Gamma LAT: Reference Manual


validate

ANSI-C program: validate.c

NAME
validate - Validate a landuse map with an available landuse inventory (both maps use the 8-bit SUN raster or BMP format).

SYNOPSIS
validate <ras1> <nclass1> <class1[1]> ... <class1[n]> <ras2> <nclass2> <class2[1]> ... <class2[n]> <rasf_out> <poly> <matrix> [matrix_flag] [accuracy_flag]

<rasf_map> first input data file with INSAR landuse map (SUN raster: *.ras, BMP: *.bmp)
<nclass1> number of classes to use for first input file (max. 16), 0 for all
<class1[1]> value for first class
<class1[2]> value for second class
... further classes of first input file
<class1[n]> value for last class
<rasf_inventory> second input data file with available landuse inventory (SUN raster: *.ras, BMP: *.bmp)
<nclass2> number of classes to use for second input file (max. 16), 0 for all
<class2[1]> value for first class
<class2[2]> value for second class
... factors for further input files
<class2[n]> value for last class
<rasf_out> output 8-bit raster image file (SUN raster: *.ras, BMP: *.bmp)
<poly> data file (input) with the polygons specifying where to validate the classification
<matrix> confusion matrix in percent (output)
[matrix_flag] confusion matrix output flag (default = 1)
0 : number of points
1 : normalized to 1
2 : normalized to 100 (percent)
[accuracy_flag] compute user/prod./over. accuracies (1=YES, 0=NO, default=YES)

EXAMPLES

validate landuse.tm.ras 1 5 land-use_mod.ras 4 7 8 9 10 validation.ras poly forest.perc

Validate the forest class 5 of the landuse map landuse.tm.ras with the four forest classes 7, 8, 9, and 10 of the landuse inventory land-use_mod.ras in the test areas specified by poly. Write an output SUN raster format map validation.ras with four colors corresponds to the four elements of the confusion matrix forest.perc.

validate landuse.tm.ras 0 land-use_mod.ras 0 validation.ras poly landuse.perc

The output SUN raster image validation.ras contains different gray values for each element of the confusion matrix. The confusion matrix normalized to 1 is written to the file forest.perc together with the user, producer and overall accuracy (in %) and the kappa coefficient.

INSTALLATION
Source code validate.c in $LAT_HOME./src. For compilation adjust and use Makefile: Executableimage validate in $LAT_HOME/bin

AVAILABILITY

Uses display programs definition file display.h, SUN raster file definition file rasterfile.h, and BMP format definition file, bmp_image.h.

DESCRIPTION
The program validate allows to validate a landuse map with an available landuse inventory. Both maps (in a co-registered geometry) have to be supplied in 8-bit SUN rasterfile or BMP format. The output image map is for visual interpretation of the validation accuracy in the whole area. The accuracy is further computed for the polygons specified in the file poly specified on the command line. Selection of the polygon regions is supported in the LAT with the program polyras.
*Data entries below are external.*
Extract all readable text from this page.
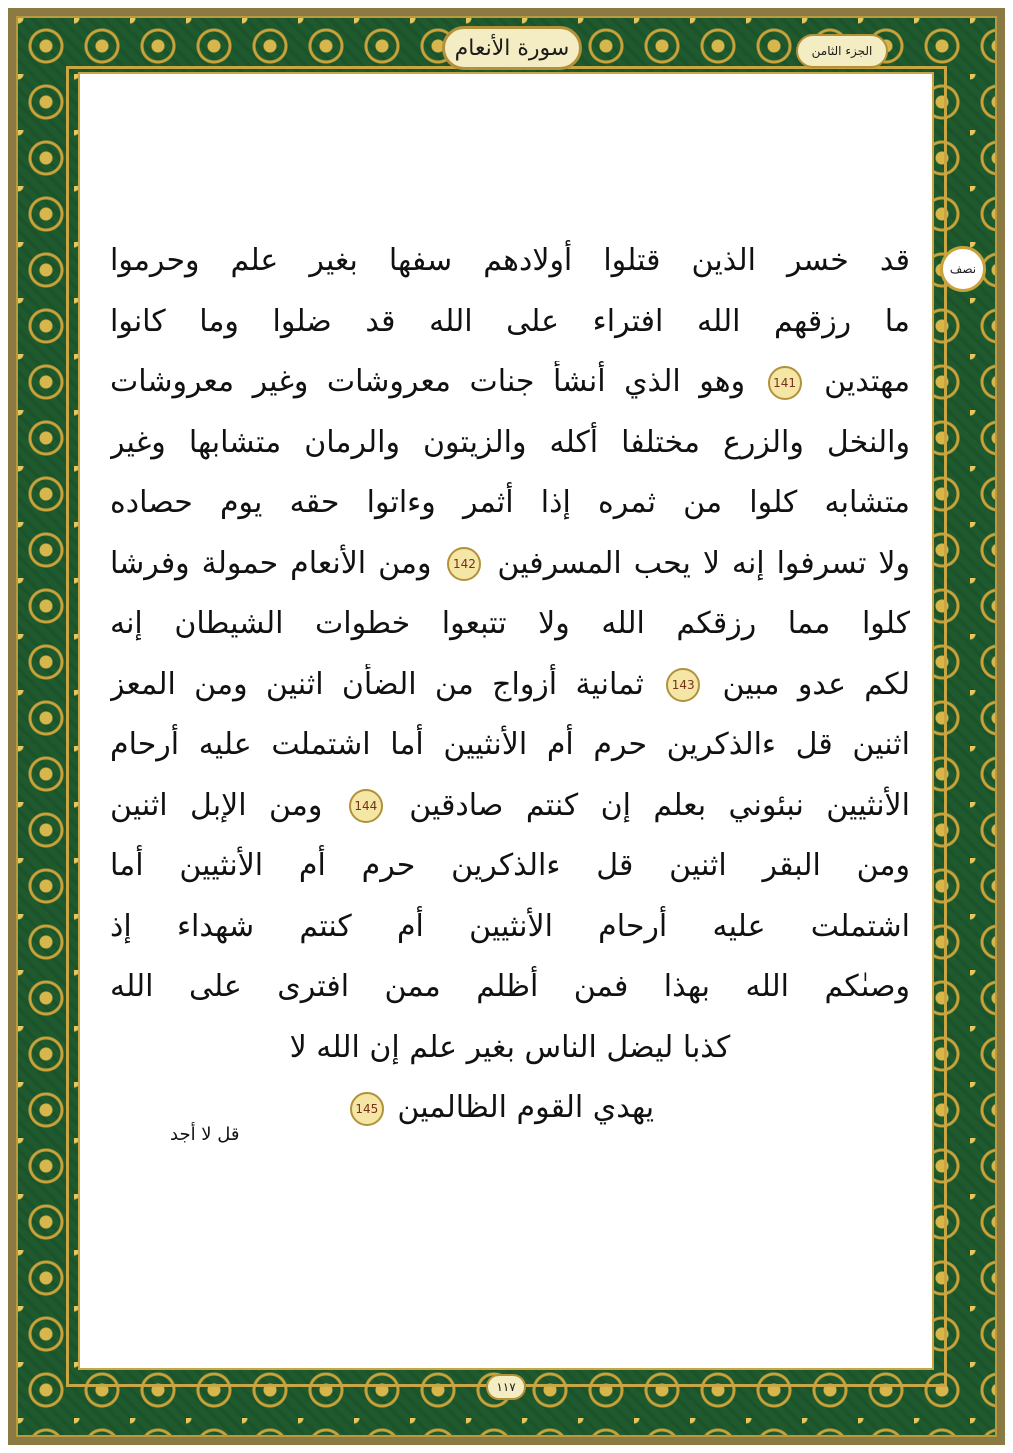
سورة الأنعام	الجزء الثامن
نصف
قد خسر الذين قتلوا أولادهم سفها بغير علم وحرموا
ما رزقهم الله افتراء على الله قد ضلوا وما كانوا
مهتدين 141 وهو الذي أنشأ جنات معروشات وغير معروشات
والنخل والزرع مختلفا أكله والزيتون والرمان متشابها وغير
متشابه كلوا من ثمره إذا أثمر وءاتوا حقه يوم حصاده
ولا تسرفوا إنه لا يحب المسرفين 142 ومن الأنعام حمولة وفرشا
كلوا مما رزقكم الله ولا تتبعوا خطوات الشيطان إنه
لكم عدو مبين 143 ثمانية أزواج من الضأن اثنين ومن المعز
اثنين قل ءالذكرين حرم أم الأنثيين أما اشتملت عليه أرحام
الأنثيين نبئوني بعلم إن كنتم صادقين 144 ومن الإبل اثنين
ومن البقر اثنين قل ءالذكرين حرم أم الأنثيين أما
اشتملت عليه أرحام الأنثيين أم كنتم شهداء إذ
وصىٰكم الله بهذا فمن أظلم ممن افترى على الله
كذبا ليضل الناس بغير علم إن الله لا
يهدي القوم الظالمين 145
قل لا أجد
١١٧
Two validation methods are possible: for each class combination (all) or for a 2 classes combination.

In the first case, write 0 as number of classes to use; the confusion matrix is written in a file, the output SUN rasterfile contains different grey values for each element of the confusion matrix. The confusion matrix may contain the number of pixels corresponding to the different classes (case 0) or may be normalized to 1 (case 1) or to 100 (case 2, i.e. in percent). The elements of the ground truth (the landuse inventory) are written in horizontal. Those of the landuse map to be validated in vertical. In addition to the elements of the confusion matrix, the user, producer and overall accuracy as well as the kappa coeffient may be computed. The overall accuracy is given by the sum over the diagonal elements of the matrix normalized by the total number of pixels. The kappa coefficient corresponds to the improvement of the classification in comparison to a result obtained by chance agreement.

In the second case, the validation is made between two classes. For both input maps, the class to validate may correspond to more than one category (e.g. forest may include coniferous and decidous); therefore, the number of categories and their sequence in the maps have to be specified (write 1 and not 0 for the first class). The outputs are the elements of a 2x2 confusion matrix and a image (SUN raster or BMP format) with four colors corresponding to the elements of the confusion matrix.

SEE ALSO
display.h, rasterfile.h, bmp_image.h

DIAGNOSTICS
All messages are generally self-explanatory.


© Copyrights for Documentation, Users Guide and Reference Manual by Gamma Remote Sensing, 2000.
UW, CW, TS, last change 17-Aug-2001.